Bezüglich der Proteste im Iran sagte Kallas: „Der Mut des iranischen Volkes ist bewundernswert. Die brutale Niederschlagung der Proteste durch das Regime hat eine Geschichtees gibt und niemand weiß, was die kommenden Tagebringen werden. Dieharte und rücksichtslose Reaktion der Sicherheitskräfteist inakzeptabel und offenbart ein Regime, das Angst vor seinem eigenen Volk hat. Die EU hat bereits umfassende Sanktionen gegen den Iran verhängt. Gegen diejenigen, die für Menschenrechtsverletzungen, dieVerbreitung von Atomwaffenund Teherans Unterstützung für Russlands Krieg verantwortlich sind, richten sichdie SanktionenWir führen Gespräche über die Verhängung von Sanktionen und weiteren Sanktionenundtauschen uns dazu aus“, sagte er.
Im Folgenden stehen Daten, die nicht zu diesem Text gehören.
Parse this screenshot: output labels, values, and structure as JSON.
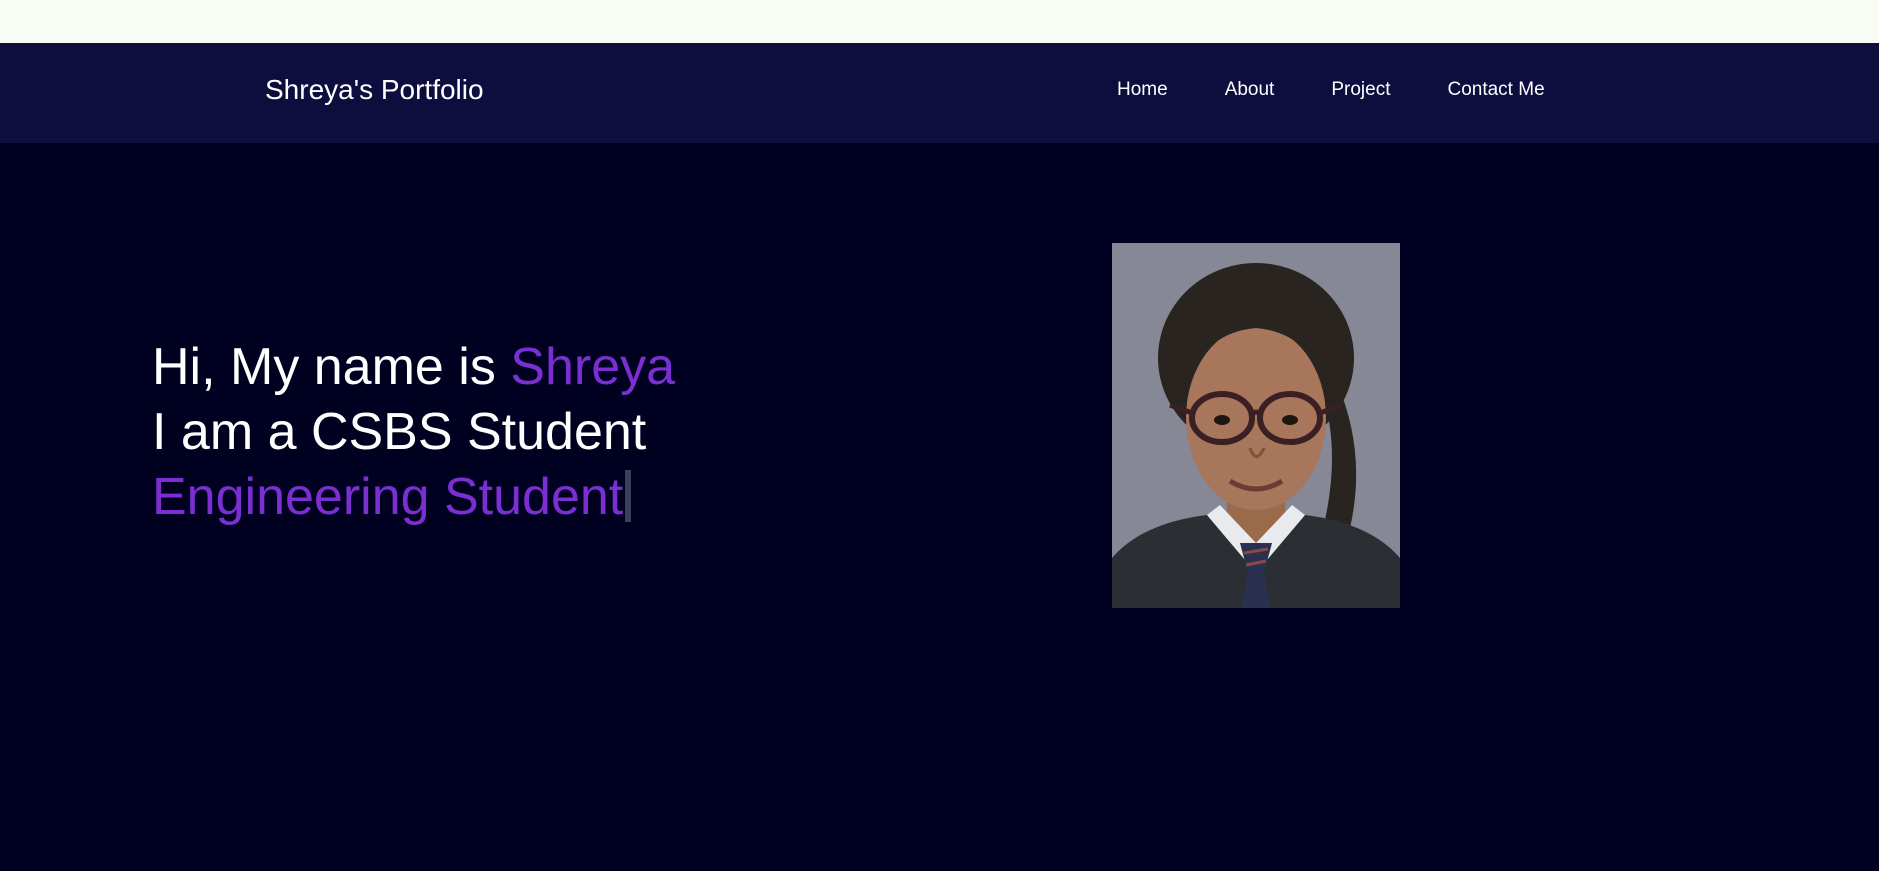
{
  "header": {
    "brand": "Shreya's Portfolio",
    "nav": [
      {
        "label": "Home"
      },
      {
        "label": "About"
      },
      {
        "label": "Project"
      },
      {
        "label": "Contact Me"
      }
    ]
  },
  "hero": {
    "line1_prefix": "Hi, My name is ",
    "line1_name": "Shreya",
    "line2": "I am a CSBS Student",
    "line3_typed": "Engineering Student"
  },
  "colors": {
    "page_bg": "#000020",
    "navbar_bg": "#0d0d3e",
    "accent": "#7b2fd2",
    "top_strip": "#f8fcf2"
  }
}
„Vielleicht wird es wie beim Baath-Regime in Syrien sein und siewerden auf überraschendeWeisestürzen.“

Kallas wies im Zusammenhang mit den Ereignissen im Iran darauf hin, dass man nicht wisse, was die kommenden Tagebringen werden, und betonte: „Vielleicht wird es wie beim Baath-Regime in Syrien sein und sie werden überraschend stürzen.Dochsolche Regime sind in der Regel sehr widerstandsfähig. Es ist also nicht absehbar, waspassieren wird.nicht wissen, aber was wir tun, ist die Gesellschaft zu unterstützen. AußerdemfriedlicheDemonstranten verhängen wir mehr Sanktionen gegen diejenigen, die Gewalt anwenden. Letztendlich wird das iranische Volkdas Sagen haben“, sagte er.

„Das Thema Grönland ist ein in der NATO-Geschichte beispielloserVorgang“

„Ich kann sagen, dass wir das Thema Grönland nicht öffentlich mit US-Präsident Trump diskutieren sollten“, so Kallas, die weiter ausführte: „Wir wissen, welche Instrumente uns zur Verfügung stehen und welche Optionen wir haben.“ (Hinweis: Die ursprüngliche Textaufteilung wurde für eine flüssige deutsche Übersetzung angepasst, während die inhaltliche Kontinuität gewahrt blieb.) Kallas betonte die Bedeutung einer koordinierten Strategie innerhalb des Bündnisses. Es sei entscheidend, dass die NATO-Partner geschlossen auftreten. Dies diene der Stabilität in der gesamten Region.sprechen wir darüber. Mit Dänemark und den Mitgliedstaaten erörtern wir die Lage,aber wir machen dies nicht öffentlichbekannt.Zumindest können wir sagen, dass dies in der Geschichte der NATO oder des Verteidigungsbündnissesbisher noch niedagewesen ist. Wir beobachten die Situation genau.eine solche Situation. Wir bereiten uns auf mögliche Szenarien vor. Wir diskutieren verschiedeneOptionen,aber wie gesagt, das geschieht hinter verschlossenen Türen“, sagte er.